Robert Taft was the son of President William Howard Taft. He was educated at Yale University, got his law degree from Harvard University in 1913, and practiced law briefly in Cincinnati, Ohio, his family's ancestral city. During World War I he served on the legal staff of the Food and Drug Administration.

He began his elected political career in the Ohio house of representatives, where he first won a seat in 1921, and served as speaker of the house in 1926. In 1931 he moved to the state senate. He was elected to the first of his three terms as U.S. senator in 1938; he was re-elected again in 1944 and 1950.

As a U.S. senator, he was given the nickname "Mr. Republican"; he was the chief ideologue and spokesperson for the old-fashioned paleoconservatism of the Republican Party of that era.
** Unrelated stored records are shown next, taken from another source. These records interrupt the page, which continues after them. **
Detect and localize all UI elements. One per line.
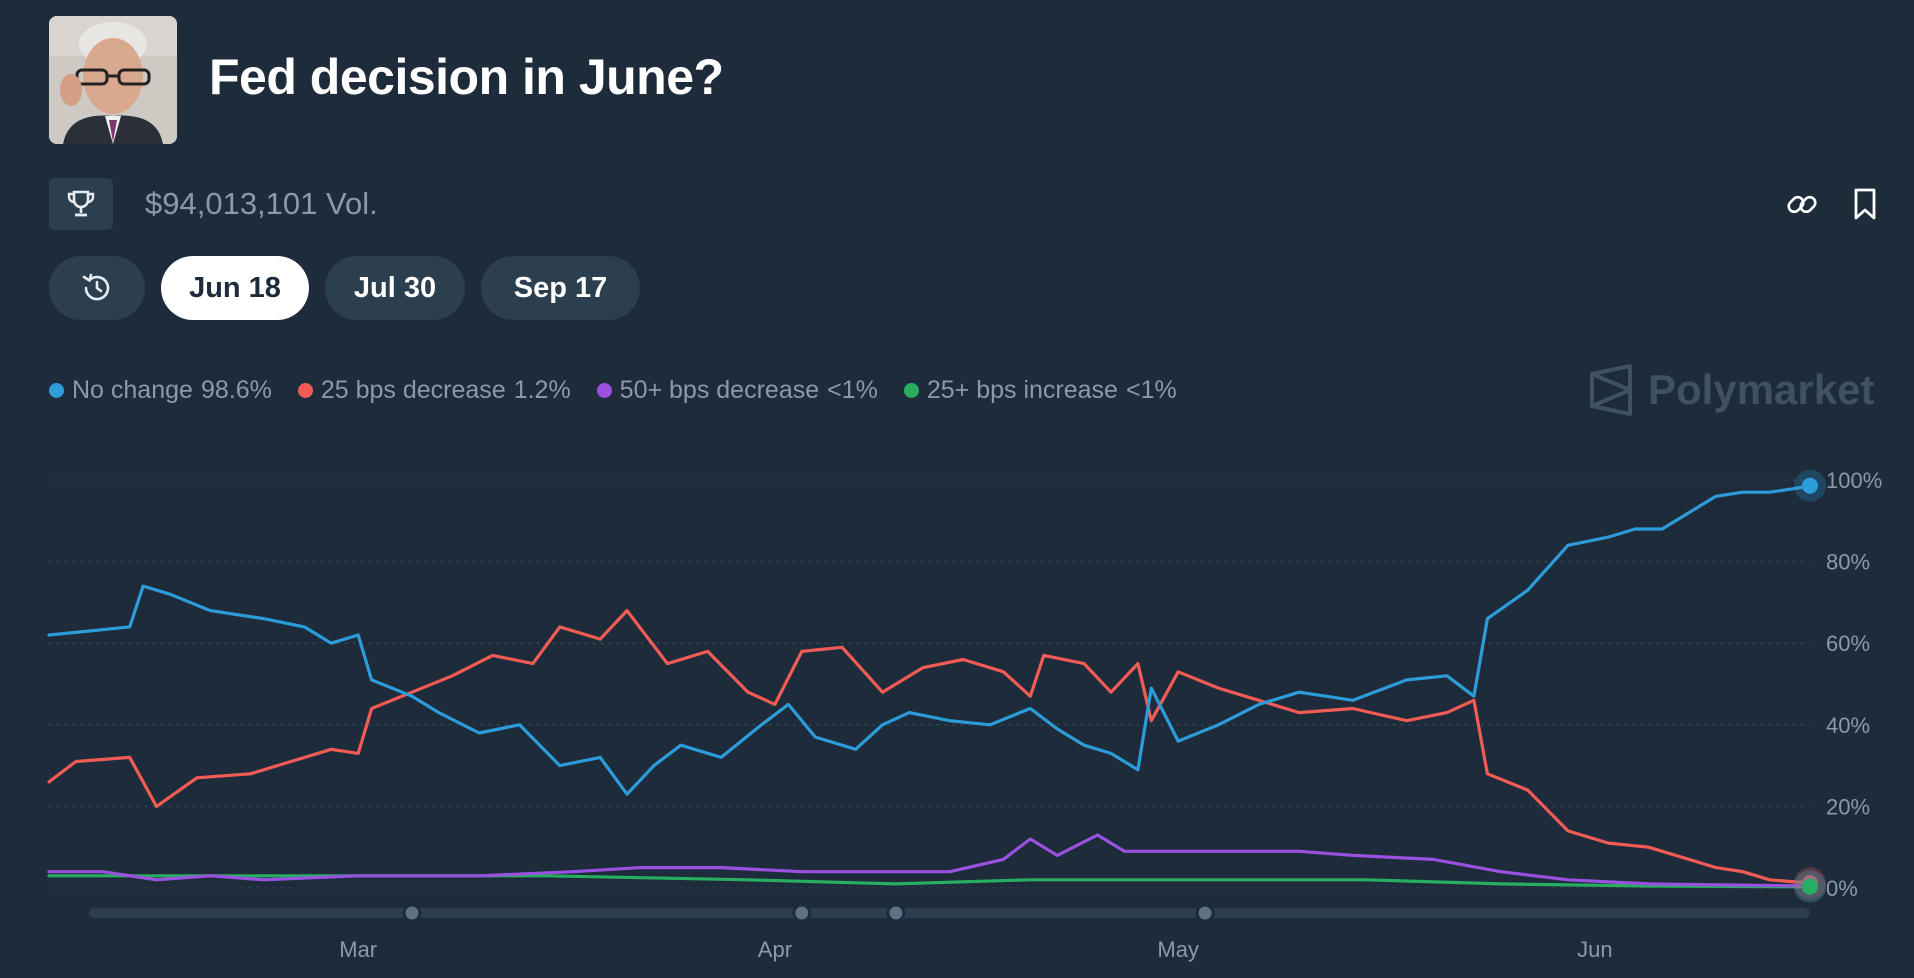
series-end-point — [1802, 878, 1818, 895]
x-tick-label: May — [1157, 937, 1199, 962]
series-line-25-bps-decrease — [47, 609, 1812, 885]
market-title: Fed decision in June? — [209, 49, 724, 105]
watermark-text: Polymarket — [1648, 366, 1875, 413]
series-line-50-bps-decrease — [47, 833, 1812, 888]
y-tick-label: 40% — [1826, 713, 1870, 738]
bookmark-icon — [1854, 188, 1876, 220]
legend-name: 50+ bps decrease — [619, 376, 820, 404]
legend-item-25-bps-decrease: 25 bps decrease 1.2% — [297, 376, 571, 405]
tab-sep-17[interactable]: Sep 17 — [481, 256, 640, 320]
y-tick-label: 0% — [1826, 876, 1858, 901]
legend-value: <1% — [827, 376, 878, 404]
legend-dot — [297, 383, 313, 398]
legend-dot — [903, 383, 919, 398]
y-tick-label: 60% — [1826, 631, 1870, 656]
y-tick-label: 100% — [1826, 468, 1882, 493]
legend-dot — [596, 383, 612, 398]
timeline-track — [89, 908, 1810, 918]
x-tick-label: Mar — [339, 937, 377, 962]
legend-name: 25 bps decrease — [320, 376, 506, 404]
series-line-no-change — [47, 484, 1812, 796]
trophy-badge[interactable] — [49, 178, 113, 230]
tab-jul-30[interactable]: Jul 30 — [325, 256, 465, 320]
x-tick-label: Jun — [1577, 937, 1612, 962]
chart-legend: No change 98.6% 25 bps decrease 1.2% 50+… — [49, 376, 1177, 405]
bookmark-button[interactable] — [1845, 184, 1885, 224]
polymarket-watermark: Polymarket — [1588, 364, 1874, 416]
tab-jun-18[interactable]: Jun 18 — [161, 256, 309, 320]
x-tick-label: Apr — [758, 937, 792, 962]
legend-item-no-change: No change 98.6% — [49, 376, 272, 405]
probability-line-chart: 100% 80% 60% 40% 20% 0% Mar Apr May Jun — [47, 468, 1882, 962]
legend-item-50-bps-decrease: 50+ bps decrease <1% — [596, 376, 878, 405]
y-tick-label: 80% — [1826, 550, 1870, 575]
polymarket-logo-icon — [1590, 364, 1632, 416]
history-icon — [82, 273, 110, 301]
legend-name: No change — [72, 376, 193, 404]
timeline-marker — [402, 903, 422, 923]
copy-link-button[interactable] — [1782, 184, 1822, 224]
legend-value: 1.2% — [513, 376, 571, 404]
legend-dot — [49, 383, 64, 398]
legend-value: 98.6% — [200, 376, 272, 404]
market-avatar-image — [49, 16, 177, 144]
legend-name: 25+ bps increase — [926, 376, 1118, 404]
trophy-icon — [67, 190, 95, 217]
timeline-marker — [1195, 903, 1215, 923]
legend-item-25-bps-increase: 25+ bps increase <1% — [903, 376, 1177, 405]
timeline-marker — [792, 903, 812, 923]
link-icon — [1787, 195, 1817, 214]
history-tab-button[interactable] — [49, 256, 145, 320]
y-tick-label: 20% — [1826, 794, 1870, 819]
timeline-marker — [886, 903, 906, 923]
volume-text: $94,013,101 Vol. — [145, 186, 378, 221]
legend-value: <1% — [1125, 376, 1177, 404]
series-end-point — [1802, 477, 1818, 494]
series-line-25-bps-increase — [47, 874, 1812, 889]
An isolationist, he strove to keep the United States neutral during World War II, and opposed conscription until the attack on the United States at Pearl Harbor in 1942. An active opponent of Franklin Roosevelt's "New Deal," he is famous as the co-sponsor of the Taft-Hartley Act.

He sought nomination as the Republican candidate for President in 1940, but lost to Wendell Wilkie; he again sought the nomination in 1948, but deferred to Thomas E. Dewey; and again in 1952, withdrawing when General Dwight D. Eisenhower announced his candidacy.

Taft died in New York City at the age of 53 and is buried at Indian Hill Episcopal Church Cemetery in Cincinnati. Robert Taft was the father of Robert Taft, Jr (1917-1993), a former member of the United States House of Representatives, and grandfather of Bob Taft, the current governor of Ohio.